Security lies at the core of the concept of the modern state. According to Thomas Hobbes’s theory of the social contract, people formed states primarily to ensure their own security. German sociologist Max Weber clearly stated that a defining feature of the state is its ‘monopoly of legislative violence.’ In this context, when the state itself declares that carrying weapons is necessary to ensure the security of important citizens, two serious questions arise. First, is the state failing to fulfil its fundamental responsibility? Second, does this not effectively weaken the constitutional promise that the state will ensure the security of citizens’ lives and property?

Pakistan’s experience is relevant here. There, armed personal security for political leaders, businesspeople, and influential groups has gradually become a normal sight. The result has been a loss of trust in the state policing system, the proliferation of illegal weapons, and a cycle of violence that continues to plague the country.

Privatisation of security and expansion of the arms market

Where firearm licences for personal security increase, the arms market—both legal and illegal—inevitably becomes more active. Considering Bangladesh’s weak border security and fragile policing system, it can almost be said with certainty that illegal arms markets will welcome this decision as good news.

In several Latin American countries (particularly Brazil and Mexico), the privatisation of security and the culture of armed guards have, instead of reducing crime and violence, weakened the rule of law—a widely discussed issue in security studies.

Final words

Security is never achieved through weapons alone. Security comes from credible state institutions, a professional policing system, political tolerance, and the rule of law. Putting weapons in the hands of leaders is not proof of state capacity; rather, it is a kind of admission that the state itself is unable to ensure the security of its citizens.
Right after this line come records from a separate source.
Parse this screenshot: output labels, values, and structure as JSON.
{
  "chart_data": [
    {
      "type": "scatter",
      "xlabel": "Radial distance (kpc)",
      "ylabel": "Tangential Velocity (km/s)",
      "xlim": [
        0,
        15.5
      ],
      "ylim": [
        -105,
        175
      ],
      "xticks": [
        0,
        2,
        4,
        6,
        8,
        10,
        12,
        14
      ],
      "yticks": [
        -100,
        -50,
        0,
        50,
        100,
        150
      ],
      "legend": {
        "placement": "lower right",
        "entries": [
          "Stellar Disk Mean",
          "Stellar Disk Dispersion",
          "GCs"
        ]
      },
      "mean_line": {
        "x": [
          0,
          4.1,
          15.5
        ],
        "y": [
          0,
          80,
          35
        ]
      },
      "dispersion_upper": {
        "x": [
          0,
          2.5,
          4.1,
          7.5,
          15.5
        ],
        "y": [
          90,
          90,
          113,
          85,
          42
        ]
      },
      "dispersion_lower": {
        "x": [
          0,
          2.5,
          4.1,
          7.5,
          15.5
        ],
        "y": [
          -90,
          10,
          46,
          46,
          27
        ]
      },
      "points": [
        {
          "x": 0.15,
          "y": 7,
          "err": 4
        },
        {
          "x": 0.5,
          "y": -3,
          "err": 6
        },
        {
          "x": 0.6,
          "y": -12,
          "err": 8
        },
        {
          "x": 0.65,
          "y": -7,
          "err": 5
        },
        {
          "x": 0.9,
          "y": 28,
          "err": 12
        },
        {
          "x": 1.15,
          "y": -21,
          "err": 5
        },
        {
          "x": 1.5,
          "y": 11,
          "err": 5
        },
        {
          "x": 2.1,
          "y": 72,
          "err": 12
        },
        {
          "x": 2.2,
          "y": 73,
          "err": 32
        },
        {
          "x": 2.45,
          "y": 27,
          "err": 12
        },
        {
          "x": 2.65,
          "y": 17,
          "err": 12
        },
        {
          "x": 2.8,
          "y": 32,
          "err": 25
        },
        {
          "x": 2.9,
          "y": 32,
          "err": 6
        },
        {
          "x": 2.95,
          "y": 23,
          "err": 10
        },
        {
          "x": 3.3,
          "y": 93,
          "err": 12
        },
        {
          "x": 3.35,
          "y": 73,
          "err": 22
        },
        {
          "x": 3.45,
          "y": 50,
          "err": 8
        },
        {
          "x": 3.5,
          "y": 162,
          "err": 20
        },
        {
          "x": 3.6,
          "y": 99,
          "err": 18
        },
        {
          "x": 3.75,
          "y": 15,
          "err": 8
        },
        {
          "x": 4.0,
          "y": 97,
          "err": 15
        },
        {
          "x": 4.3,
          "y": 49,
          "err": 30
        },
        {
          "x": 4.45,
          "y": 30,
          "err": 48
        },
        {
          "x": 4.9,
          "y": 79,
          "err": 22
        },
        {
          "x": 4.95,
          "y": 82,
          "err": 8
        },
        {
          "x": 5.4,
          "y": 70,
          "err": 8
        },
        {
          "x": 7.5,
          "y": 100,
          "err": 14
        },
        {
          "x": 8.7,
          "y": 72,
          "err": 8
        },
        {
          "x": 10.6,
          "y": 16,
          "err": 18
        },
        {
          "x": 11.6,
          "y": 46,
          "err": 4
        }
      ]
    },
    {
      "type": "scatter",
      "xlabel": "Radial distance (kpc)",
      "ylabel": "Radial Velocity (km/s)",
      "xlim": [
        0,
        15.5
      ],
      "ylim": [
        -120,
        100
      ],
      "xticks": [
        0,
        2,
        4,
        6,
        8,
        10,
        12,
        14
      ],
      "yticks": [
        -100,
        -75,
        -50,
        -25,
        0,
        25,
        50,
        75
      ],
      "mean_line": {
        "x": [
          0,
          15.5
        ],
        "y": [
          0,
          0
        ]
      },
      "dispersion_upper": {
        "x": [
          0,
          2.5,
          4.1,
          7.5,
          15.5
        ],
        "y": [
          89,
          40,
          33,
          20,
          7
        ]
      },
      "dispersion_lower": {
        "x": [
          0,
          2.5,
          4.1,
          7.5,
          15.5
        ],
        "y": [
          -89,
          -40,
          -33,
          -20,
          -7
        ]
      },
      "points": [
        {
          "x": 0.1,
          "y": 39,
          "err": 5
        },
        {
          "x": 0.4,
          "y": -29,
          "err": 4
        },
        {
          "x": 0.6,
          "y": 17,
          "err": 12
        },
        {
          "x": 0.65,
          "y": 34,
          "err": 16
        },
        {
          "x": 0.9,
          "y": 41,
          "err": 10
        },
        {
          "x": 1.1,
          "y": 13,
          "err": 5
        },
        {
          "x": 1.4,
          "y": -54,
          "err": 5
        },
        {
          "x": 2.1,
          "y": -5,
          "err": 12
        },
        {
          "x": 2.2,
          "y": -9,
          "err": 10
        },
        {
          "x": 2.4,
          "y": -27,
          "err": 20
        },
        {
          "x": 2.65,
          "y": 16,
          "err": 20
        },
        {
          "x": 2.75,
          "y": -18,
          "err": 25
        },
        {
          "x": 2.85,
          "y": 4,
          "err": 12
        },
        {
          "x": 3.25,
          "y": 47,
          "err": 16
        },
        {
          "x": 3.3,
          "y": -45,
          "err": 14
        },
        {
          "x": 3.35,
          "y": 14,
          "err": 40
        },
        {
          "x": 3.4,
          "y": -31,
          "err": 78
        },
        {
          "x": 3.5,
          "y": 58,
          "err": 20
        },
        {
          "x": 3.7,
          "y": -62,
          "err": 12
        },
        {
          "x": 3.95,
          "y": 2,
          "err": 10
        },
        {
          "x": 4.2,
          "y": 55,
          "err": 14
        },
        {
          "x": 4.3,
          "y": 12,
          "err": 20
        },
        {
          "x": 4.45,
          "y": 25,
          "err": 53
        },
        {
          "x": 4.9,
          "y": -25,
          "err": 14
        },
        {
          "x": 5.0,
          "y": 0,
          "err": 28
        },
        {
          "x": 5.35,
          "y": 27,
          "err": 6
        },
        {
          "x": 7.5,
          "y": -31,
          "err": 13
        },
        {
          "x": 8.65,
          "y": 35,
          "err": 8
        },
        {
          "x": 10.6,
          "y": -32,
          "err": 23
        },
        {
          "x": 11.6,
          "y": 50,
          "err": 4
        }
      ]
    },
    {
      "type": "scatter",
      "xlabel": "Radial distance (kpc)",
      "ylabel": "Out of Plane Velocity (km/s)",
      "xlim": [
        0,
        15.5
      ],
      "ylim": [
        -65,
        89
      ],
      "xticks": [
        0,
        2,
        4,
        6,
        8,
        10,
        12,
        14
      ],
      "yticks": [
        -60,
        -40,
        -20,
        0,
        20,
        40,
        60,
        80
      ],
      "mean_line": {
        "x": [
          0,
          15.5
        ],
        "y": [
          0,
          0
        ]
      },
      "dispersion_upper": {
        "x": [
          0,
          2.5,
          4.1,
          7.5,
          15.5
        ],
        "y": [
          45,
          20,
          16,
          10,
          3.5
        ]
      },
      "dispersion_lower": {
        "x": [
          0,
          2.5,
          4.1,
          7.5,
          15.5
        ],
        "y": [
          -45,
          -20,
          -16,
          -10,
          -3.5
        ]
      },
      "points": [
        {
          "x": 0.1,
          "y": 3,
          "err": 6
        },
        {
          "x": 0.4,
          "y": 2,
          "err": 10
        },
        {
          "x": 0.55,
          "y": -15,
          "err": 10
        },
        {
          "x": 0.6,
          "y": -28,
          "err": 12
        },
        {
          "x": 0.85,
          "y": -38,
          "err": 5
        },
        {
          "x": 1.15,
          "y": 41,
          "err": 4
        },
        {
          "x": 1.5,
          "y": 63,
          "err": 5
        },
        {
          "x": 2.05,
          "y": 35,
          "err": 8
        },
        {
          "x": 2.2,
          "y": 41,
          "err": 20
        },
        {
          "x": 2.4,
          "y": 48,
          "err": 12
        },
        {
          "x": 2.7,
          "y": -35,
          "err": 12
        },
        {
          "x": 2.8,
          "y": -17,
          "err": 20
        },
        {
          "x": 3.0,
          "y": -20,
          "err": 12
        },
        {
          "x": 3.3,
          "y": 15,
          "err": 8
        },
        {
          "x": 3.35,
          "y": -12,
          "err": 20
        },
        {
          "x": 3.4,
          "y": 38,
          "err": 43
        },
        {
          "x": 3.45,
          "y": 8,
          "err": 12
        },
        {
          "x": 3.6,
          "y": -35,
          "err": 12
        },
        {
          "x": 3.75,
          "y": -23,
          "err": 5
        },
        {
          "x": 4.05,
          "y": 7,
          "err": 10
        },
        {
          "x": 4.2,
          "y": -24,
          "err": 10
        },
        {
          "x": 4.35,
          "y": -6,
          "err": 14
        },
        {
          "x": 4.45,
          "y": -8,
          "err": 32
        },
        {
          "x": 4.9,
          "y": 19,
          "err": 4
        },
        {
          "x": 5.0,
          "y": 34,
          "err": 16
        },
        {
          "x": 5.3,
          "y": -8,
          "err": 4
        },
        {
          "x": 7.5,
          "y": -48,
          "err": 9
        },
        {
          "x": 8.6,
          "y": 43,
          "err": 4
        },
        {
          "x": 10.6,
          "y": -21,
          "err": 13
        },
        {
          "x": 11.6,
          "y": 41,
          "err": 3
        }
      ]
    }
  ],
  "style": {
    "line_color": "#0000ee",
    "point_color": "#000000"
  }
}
In a densely populated and politically sensitive society like Bangladesh, this decision risks normalising violence, militarising society, and undermining the very foundations of the state–citizen relationship.

This policy needs to be reconsidered now—so that security is viewed not as a matter of weapons, but as a question of state responsibility and democratic governance.

● Kazi Maruful Islam is a Professor, Department of Development Studies, University of Dhaka.